An A4-length guide: from planning to operations

Start planning by nailing requirements to numbers. Fix your target metrics at a regression-set pass rate of 95% or higher, zero safety violations, p95 latency of 4 seconds or under, and per-trace cost within +10% versus the prior quarter. Begin the regression set with 200-300 risky traces, and first agree in a document on the promotion criteria -- which labels and signals count as "risky."

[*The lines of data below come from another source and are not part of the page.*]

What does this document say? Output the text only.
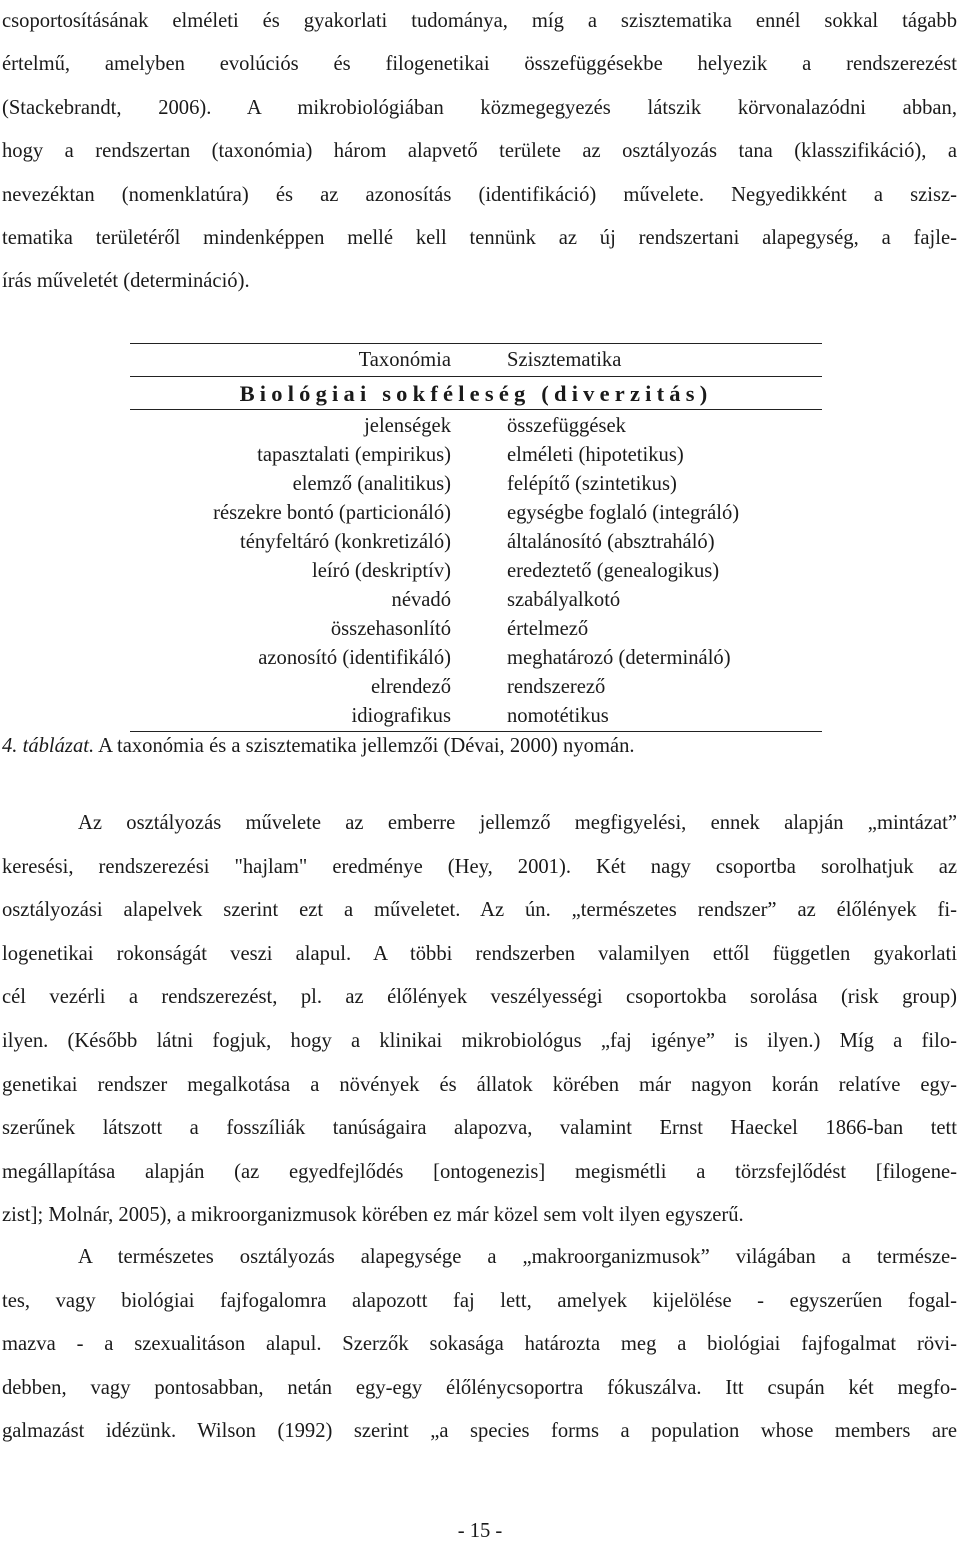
csoportosításának elméleti és gyakorlati tudománya, míg a szisztematika ennél sokkal tágabb
értelmű, amelyben evolúciós és filogenetikai összefüggésekbe helyezik a rendszerezést
(Stackebrandt, 2006). A mikrobiológiában közmegegyezés látszik körvonalazódni abban,
hogy a rendszertan (taxonómia) három alapvető területe az osztályozás tana (klasszifikáció), a
nevezéktan (nomenklatúra) és az azonosítás (identifikáció) művelete. Negyedikként a szisz-
tematika területéről mindenképpen mellé kell tennünk az új rendszertani alapegység, a fajle-
írás műveletét (determináció).
Taxonómia	Szisztematika
Biológiai sokféleség (diverzitás)
jelenségek	összefüggések
tapasztalati (empirikus)	elméleti (hipotetikus)
elemző (analitikus)	felépítő (szintetikus)
részekre bontó (particionáló)	egységbe foglaló (integráló)
tényfeltáró (konkretizáló)	általánosító (absztraháló)
leíró (deskriptív)	eredeztető (genealogikus)
névadó	szabályalkotó
összehasonlító	értelmező
azonosító (identifikáló)	meghatározó (determináló)
elrendező	rendszerező
idiografikus	nomotétikus
4. táblázat. A taxonómia és a szisztematika jellemzői (Dévai, 2000) nyomán.
Az osztályozás művelete az emberre jellemző megfigyelési, ennek alapján „mintázat”
keresési, rendszerezési "hajlam" eredménye (Hey, 2001). Két nagy csoportba sorolhatjuk az
osztályozási alapelvek szerint ezt a műveletet. Az ún. „természetes rendszer” az élőlények fi-
logenetikai rokonságát veszi alapul. A többi rendszerben valamilyen ettől független gyakorlati
cél vezérli a rendszerezést, pl. az élőlények veszélyességi csoportokba sorolása (risk group)
ilyen. (Később látni fogjuk, hogy a klinikai mikrobiológus „faj igénye” is ilyen.) Míg a filo-
genetikai rendszer megalkotása a növények és állatok körében már nagyon korán relatíve egy-
szerűnek látszott a fosszíliák tanúságaira alapozva, valamint Ernst Haeckel 1866-ban tett
megállapítása alapján (az egyedfejlődés [ontogenezis] megismétli a törzsfejlődést [filogene-
zist]; Molnár, 2005), a mikroorganizmusok körében ez már közel sem volt ilyen egyszerű.
A természetes osztályozás alapegysége a „makroorganizmusok” világában a természe-
tes, vagy biológiai fajfogalomra alapozott faj lett, amelyek kijelölése - egyszerűen fogal-
mazva - a szexualitáson alapul. Szerzők sokasága határozta meg a biológiai fajfogalmat rövi-
debben, vagy pontosabban, netán egy-egy élőlénycsoportra fókuszálva. Itt csupán két megfo-
galmazást idézünk. Wilson (1992) szerint „a species forms a population whose members are
- 15 -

Classify failure patterns in advance and code the recovery branches in. The main types are tool-call schema mismatches, infinite retries, context-overflow truncation, and judge-vs-ground-truth disagreement (the judge says pass but the answer is actually wrong). For recovery: on tool failure, retry with exponential backoff up to twice, then hand off to a human-confirmation queue; on latency overrun, return early with a safe, condensed response; route low-confidence verdicts to human review.

Make the stop conditions explicit. If any one of more than two retries, exceeding the cost ceiling, or detecting a safety violation triggers, halt immediately and return a fallback response. This is the last safety valve against infinite loops and cost blowups.

Operational checklists and quality control start from a standard log schema. Keep trace_id, step, tool, latency_ms, tokens, cost, and verdict as fixed fields. Before promoting to a dataset, mask PII such as emails, phone numbers, and addresses, and keep raw text under separate access controls. Pin the judge prompt version and calibrate the judge itself once a month against a golden set.

Run the continuous-improvement loop weekly. Fold low-scoring traces from online judging into the regression set, then re-run after a fix deploy to confirm the pass rate recovers. If judge-human agreement drops below 90%, redefine the rubric and refresh the golden set.

Execution summary

Promote risky traces into a regression set with one click, run offline and online LLM-as-judge on top of it, and build an operations loop that holds gates at 95% pass rate, zero safety violations, 4-second p95, and cost within +10%. With per-failure recovery branches, stop conditions, PII masking, and judge calibration in place, you can block quality regressions before they ship.